At least, McCullum takes comfort, whether intended or not, from the way Reid’s shoulders finally square. The way the doctor looks away and moves away. Only just enough that McCullum’s hand slides off his shoulder. But that nonetheless leaves McCullum shivering and regretful for so many things beyond either of their control or best intentions.

“Your dedication and fidelity honor her memory . . . and do you much credit,” he finds himself saying; stilted, but not at all surprised that he truly means it.

Reid takes an unnecessary but deep and shaking breath in. He does not let it out for a long time. When exhale he finally does, it is only to say McCullum’s first name very softly . . . raw and slightly choked. Then, followed by a tone much more like his usual one as he adds a simple: “Thank you.”

McCullum doesn’t know if he’s grateful for Reid’s customary earnest and honest resolve, leavened only sparingly by his awkward-genteel discretion . . . or driven up the nearest wall by it. He’s certain that he doesn’t want it to matter either way and also certain that it very-well-does.
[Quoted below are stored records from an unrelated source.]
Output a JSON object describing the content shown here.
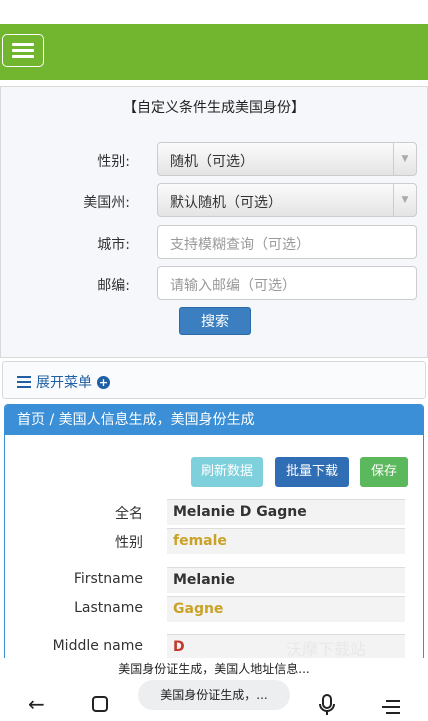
{
  "nav": {
    "menu_icon": "hamburger-menu-icon",
    "brand_color": "#72b52e"
  },
  "form": {
    "title": "【自定义条件生成美国身份】",
    "gender_label": "性别:",
    "gender_value": "随机（可选）",
    "state_label": "美国州:",
    "state_value": "默认随机（可选）",
    "city_label": "城市:",
    "city_placeholder": "支持模糊查询（可选）",
    "zip_label": "邮编:",
    "zip_placeholder": "请输入邮编（可选）",
    "search_label": "搜索"
  },
  "expand_menu": {
    "label": "展开菜单"
  },
  "card": {
    "breadcrumb": "首页 / 美国人信息生成，美国身份生成",
    "buttons": {
      "refresh": "刷新数据",
      "batch": "批量下载",
      "save": "保存"
    },
    "fields": [
      {
        "key": "全名",
        "value": "Melanie D Gagne"
      },
      {
        "key": "性别",
        "value": "female"
      },
      {
        "key": "Firstname",
        "value": "Melanie"
      },
      {
        "key": "Lastname",
        "value": "Gagne"
      },
      {
        "key": "Middle name",
        "value": "D"
      }
    ]
  },
  "watermark": "沃摩下载站",
  "browser": {
    "page_title": "美国身份证生成，美国人地址信息...",
    "url_pill": "美国身份证生成，..."
  }
}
But he says none of that. One of the most exasperating facts of McCullum’s ill-conceived life is how easily he and Reid can communicate with silences at least as well as they do with words. It’s eerie and infuriating and probably dangerous. _Certainly_ dangerous. Yet, McCullum doesn’t say that, either, since Reid likely already knows it and . . . understands.

And is probably spinning his wheels as anxiously about it as McCullum is, if not more so.

“If I’m to be making a temporary safehouse of the Pembroke, I suppose I must report to your Nurse Branagan for my bed-assignment and ration-allotment?”

Reid turns to face him again, smiling a tiny bit. “Ah. Perhaps, after the night you’ve had, it would be best if I acted as your proxy in that matter. Nurse Branagan is a kind soul, but . . . she will perhaps be kinder to _you_ if she doesn’t have you . . . rubbed in her face, so to speak.”

McCullum shakes his head. No doubt, Nurse Branagan has been as misguided in her opinion of Pembroke Hospital’s former administrator, Dr. Edgar Swansea, as Reid, himself, had been. But disabusing her and the rest of the staff at the Hospital of their assumptions isn’t McCullum’s job any longer, now that the threat Swansea had posed has been neutralized. They can canonize the wretch, for all _McCullum_ cares.

Though, he finds himself unsurprised Reid _is bothered_ by it on many fronts, not least of which seems to be that he genuinely does not like the idea of his staff thinking poorly of McCullum, even beyond the standard of their professional care.

Really, Reid is the _oddest_ anomaly of a leech McCullum has ever come across. Though he’s beginning to understand that Reid’s oddness has little to do with having been turned. Reid simply is who and as he is, and death—even his own—had not changed that.

McCullum can relate to that—even grudgingly admires it at least as much as he is bemused by it.

“Watching you contort yourself to be discreet is at once entertaining and exhausting, Dr. Reid. It’s no wonder you aren’t a _proper_ leech—you haven’t the energy left to be, after being so _posh-and-pretty-please_ all night long. You’ve got the whole of London fooled but not me,” he notes, almost smiling himself. Reid’s own small smile widens briefly and his brows lift.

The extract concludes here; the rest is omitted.